La grotte de l’ouest est plus profonde que celle de l’est ; une galerie supportée par des piliers abrite un grand nombre de personnages qui ornent les parois extérieures de cette chapelle, et sont distribués par groupes à droite et à gauche de la porte d’entrée : les poses de ces statues sont placides et semblent représenter des Mounis en méditation. Elle contient une table semblable à celle des autres chapelles ; la pierre y est renversée.

L’ensemble des sculptures colossales d’Éléphanta, dont quelques-unes ont cinq mètres et plus de hauteur, et dont la saillie est telle qu’elles sont souvent presque entièrement détachées de la roche, représente une espèce de panthéisme, où tous les règnes de la nature semblent se confondre pour arriver, par divers évolutions, à des degrés supérieurs, jusqu’à ce qu’ils soient absorbés en Dieu, dont ils ont issus.

Grande grotte, à Éléphanta. — Dessin de Thérond d’après l’album de M. É. Fleuriot de Langle.
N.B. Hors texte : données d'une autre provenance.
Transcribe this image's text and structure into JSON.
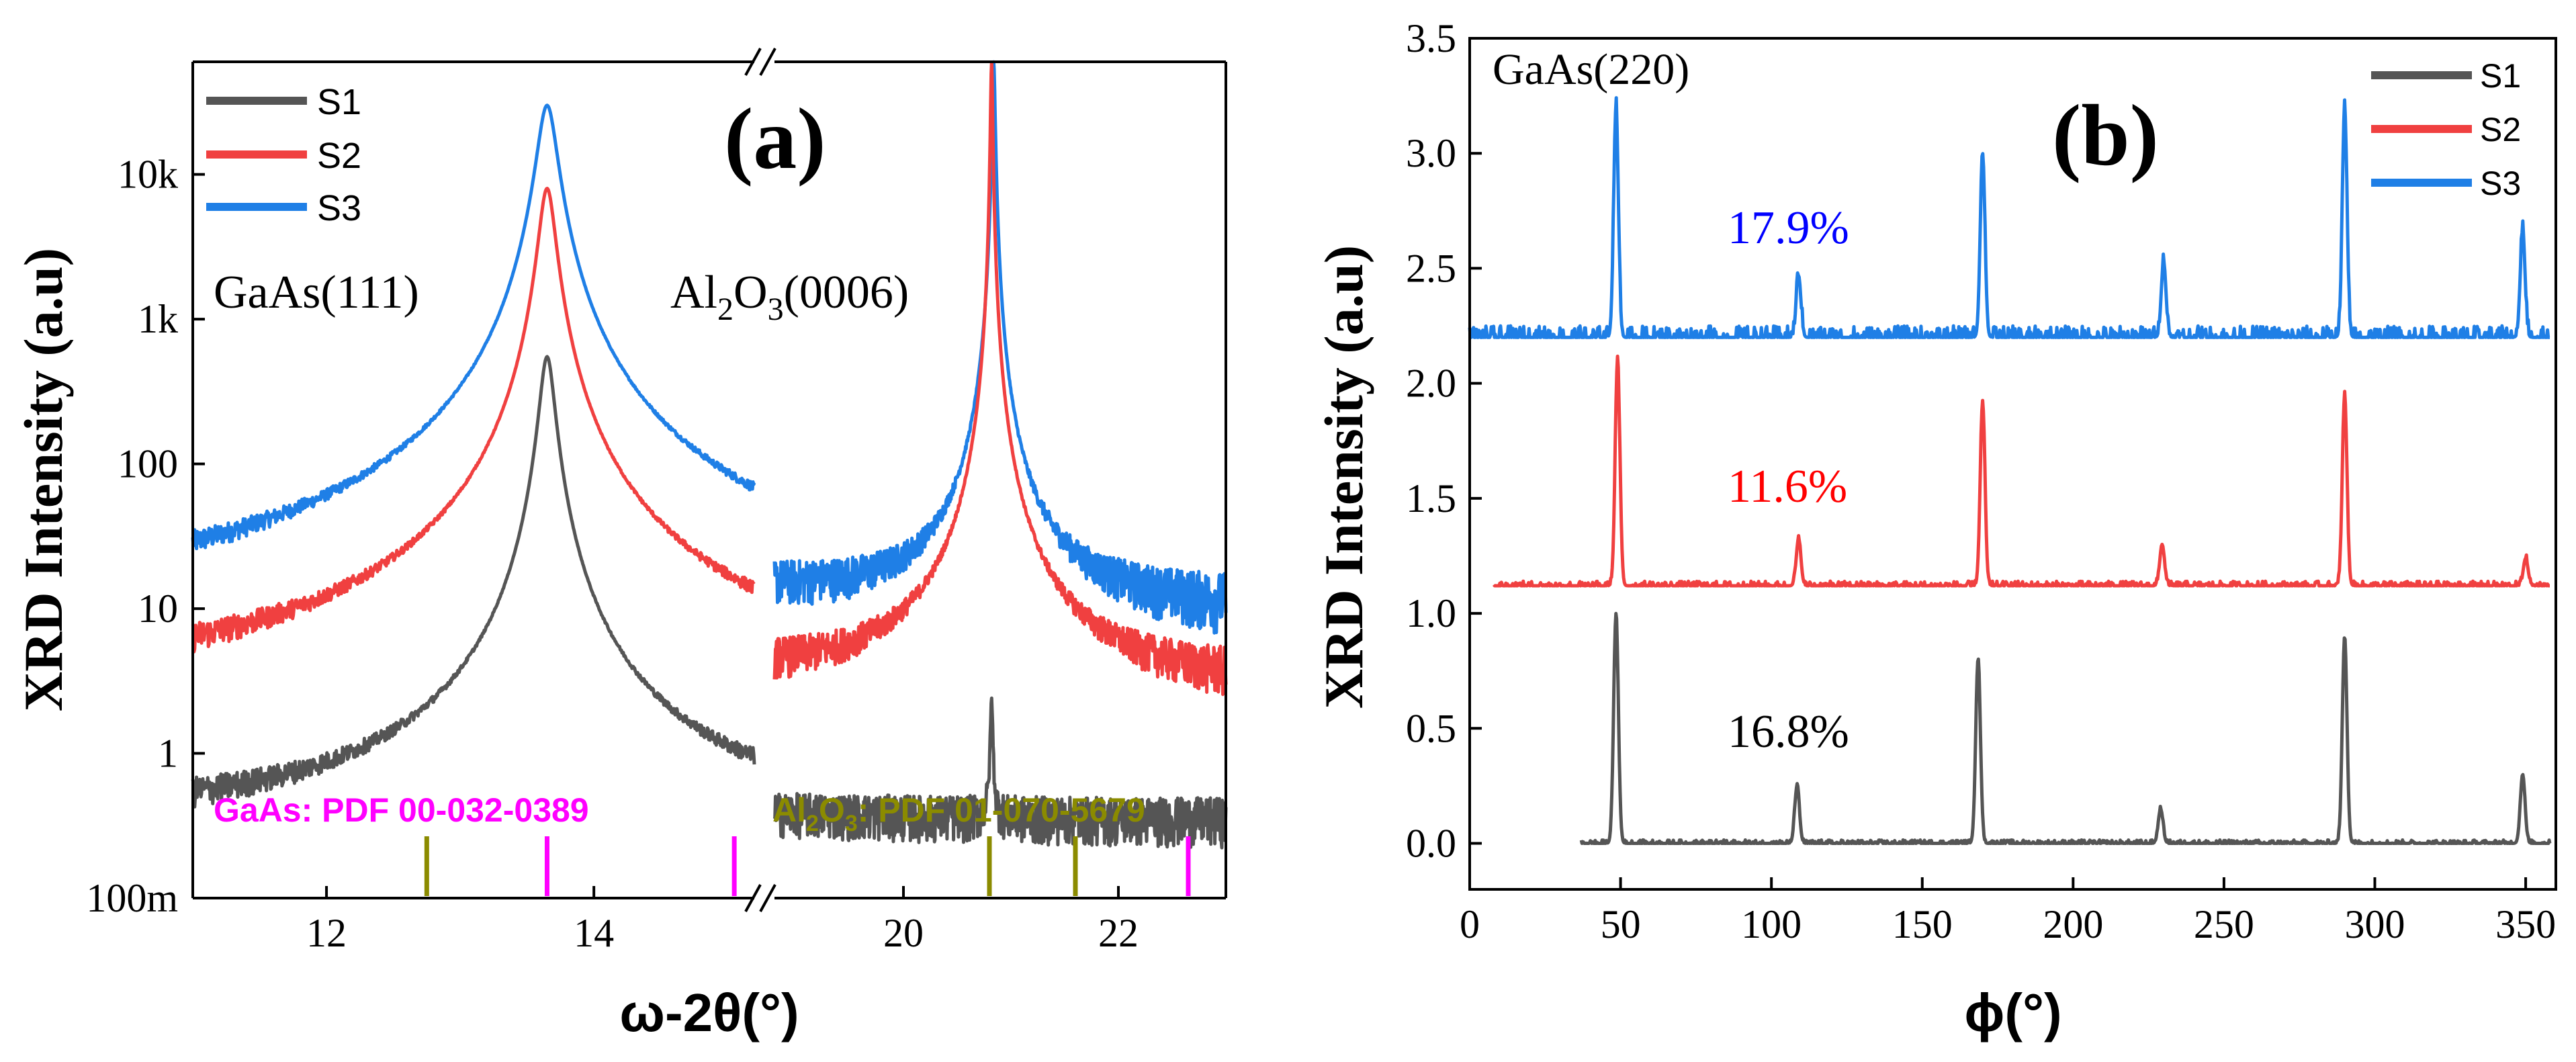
{
  "colors": {
    "S1": "#555555",
    "S2": "#f04040",
    "S3": "#1f7fe6",
    "gaas_ref": "#ff00ff",
    "al2o3_ref": "#8b8b00",
    "label_s1": "#000000",
    "label_s2": "#ff0000",
    "label_s3": "#0000ff"
  },
  "chart_data": [
    {
      "panel": "(a)",
      "type": "line",
      "ylabel": "XRD Intensity (a.u)",
      "xlabel": "ω-2θ(°)",
      "yscale": "log",
      "ylim": [
        0.1,
        60000
      ],
      "ytick_labels": [
        "100m",
        "1",
        "10",
        "100",
        "1k",
        "10k"
      ],
      "ytick_values": [
        0.1,
        1,
        10,
        100,
        1000,
        10000
      ],
      "x_segments": [
        {
          "xlim": [
            11.0,
            15.2
          ],
          "ticks": [
            12,
            14
          ]
        },
        {
          "xlim": [
            18.8,
            23.0
          ],
          "ticks": [
            20,
            22
          ]
        }
      ],
      "axis_break": true,
      "legend": [
        "S1",
        "S2",
        "S3"
      ],
      "legend_position": "top-left",
      "series": [
        {
          "name": "S1",
          "baseline": 0.3,
          "noise": 0.45,
          "peaks": [
            {
              "x": 13.65,
              "y": 550,
              "w": 0.09
            },
            {
              "x": 20.82,
              "y": 2.0,
              "w": 0.02
            }
          ]
        },
        {
          "name": "S2",
          "baseline": 2.2,
          "noise": 0.7,
          "peaks": [
            {
              "x": 13.65,
              "y": 8000,
              "w": 0.1
            },
            {
              "x": 20.82,
              "y": 60000,
              "w": 0.015
            }
          ]
        },
        {
          "name": "S3",
          "baseline": 7.0,
          "noise": 0.8,
          "peaks": [
            {
              "x": 13.65,
              "y": 30000,
              "w": 0.12
            },
            {
              "x": 20.84,
              "y": 60000,
              "w": 0.02
            }
          ]
        }
      ],
      "annotations": {
        "panel_label": "(a)",
        "gaas_peak": "GaAs(111)",
        "al2o3_peak": {
          "pre": "Al",
          "sub1": "2",
          "mid": "O",
          "sub2": "3",
          "post": "(0006)"
        },
        "gaas_pdf": "GaAs: PDF 00-032-0389",
        "al2o3_pdf": {
          "pre": "Al",
          "sub1": "2",
          "mid": "O",
          "sub2": "3",
          "post": ": PDF 01-070-5679"
        }
      },
      "reference_lines": {
        "GaAs": [
          13.65,
          15.05,
          22.65
        ],
        "Al2O3": [
          12.75,
          20.8,
          21.6
        ]
      }
    },
    {
      "panel": "(b)",
      "type": "line",
      "ylabel": "XRD Intensity (a.u)",
      "xlabel": "ϕ(°)",
      "xlim": [
        0,
        360
      ],
      "ylim": [
        -0.2,
        3.5
      ],
      "xticks": [
        0,
        50,
        100,
        150,
        200,
        250,
        300,
        350
      ],
      "yticks": [
        "0.0",
        "0.5",
        "1.0",
        "1.5",
        "2.0",
        "2.5",
        "3.0",
        "3.5"
      ],
      "legend": [
        "S1",
        "S2",
        "S3"
      ],
      "legend_position": "top-right",
      "series": [
        {
          "name": "S1",
          "x_start": 37,
          "baseline": 0.0,
          "noise": 0.015,
          "peaks": [
            {
              "x": 48.5,
              "y": 1.0
            },
            {
              "x": 108.5,
              "y": 0.25
            },
            {
              "x": 168.5,
              "y": 0.8
            },
            {
              "x": 229,
              "y": 0.15
            },
            {
              "x": 290,
              "y": 0.9
            },
            {
              "x": 349,
              "y": 0.3
            }
          ]
        },
        {
          "name": "S2",
          "x_start": 8,
          "baseline": 1.12,
          "noise": 0.02,
          "peaks": [
            {
              "x": 49,
              "y": 0.98
            },
            {
              "x": 109,
              "y": 0.2
            },
            {
              "x": 170,
              "y": 0.8
            },
            {
              "x": 229.5,
              "y": 0.18
            },
            {
              "x": 290,
              "y": 0.83
            },
            {
              "x": 350,
              "y": 0.12
            }
          ]
        },
        {
          "name": "S3",
          "x_start": 0,
          "baseline": 2.2,
          "noise": 0.05,
          "peaks": [
            {
              "x": 48.5,
              "y": 1.0
            },
            {
              "x": 109,
              "y": 0.27
            },
            {
              "x": 170,
              "y": 0.8
            },
            {
              "x": 230,
              "y": 0.33
            },
            {
              "x": 290,
              "y": 1.0
            },
            {
              "x": 349,
              "y": 0.47
            }
          ]
        }
      ],
      "annotations": {
        "panel_label": "(b)",
        "reflection": "GaAs(220)",
        "pct_s3": "17.9%",
        "pct_s2": "11.6%",
        "pct_s1": "16.8%"
      }
    }
  ]
}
Les plus curieuses excavations que l’on rencontre sur l’île de Salsette sont celles de Kennery. On y a pratiqué un grand nombre de fouilles. On a trouvé sous les dagobas (dômes isolés) des empreintes de sceaux représentant Bouddha. Sur l’exergue de ces sceaux on lit plusieurs phrases du rituel bouddhique qui ne laissent aucun doute sur l’origine des dagobas. Les inscriptions qu’on a pu lire s’espacent depuis 150 avant Jésus-Christ jusqu’à l’an 1400. Pendant ce long laps de temps et à des époques diverses, plusieurs de ces grottes ont servi de lieu de sépulture à des personnes de différents cultes ; les dernières inscriptions sont écrites en persan et en arabe, et se rapportent au culte musulman. Il sortira pour l’histoire de l’Inde une grande lumière du déchiffrement de toutes ces inscriptions. Ou a déjà pu constater des synchronismes entre les rois grecs, les successeurs d’Alexandre et la dynastie indienne. Les fouilles que l’on fait dans les topes bouddhiques mettent à découvert des monnaies macédoniennes qui contrôlent et corroborent les divers synchronismes de ces inscriptions.

Le contre-amiral vicomte Fleuriot de Langle.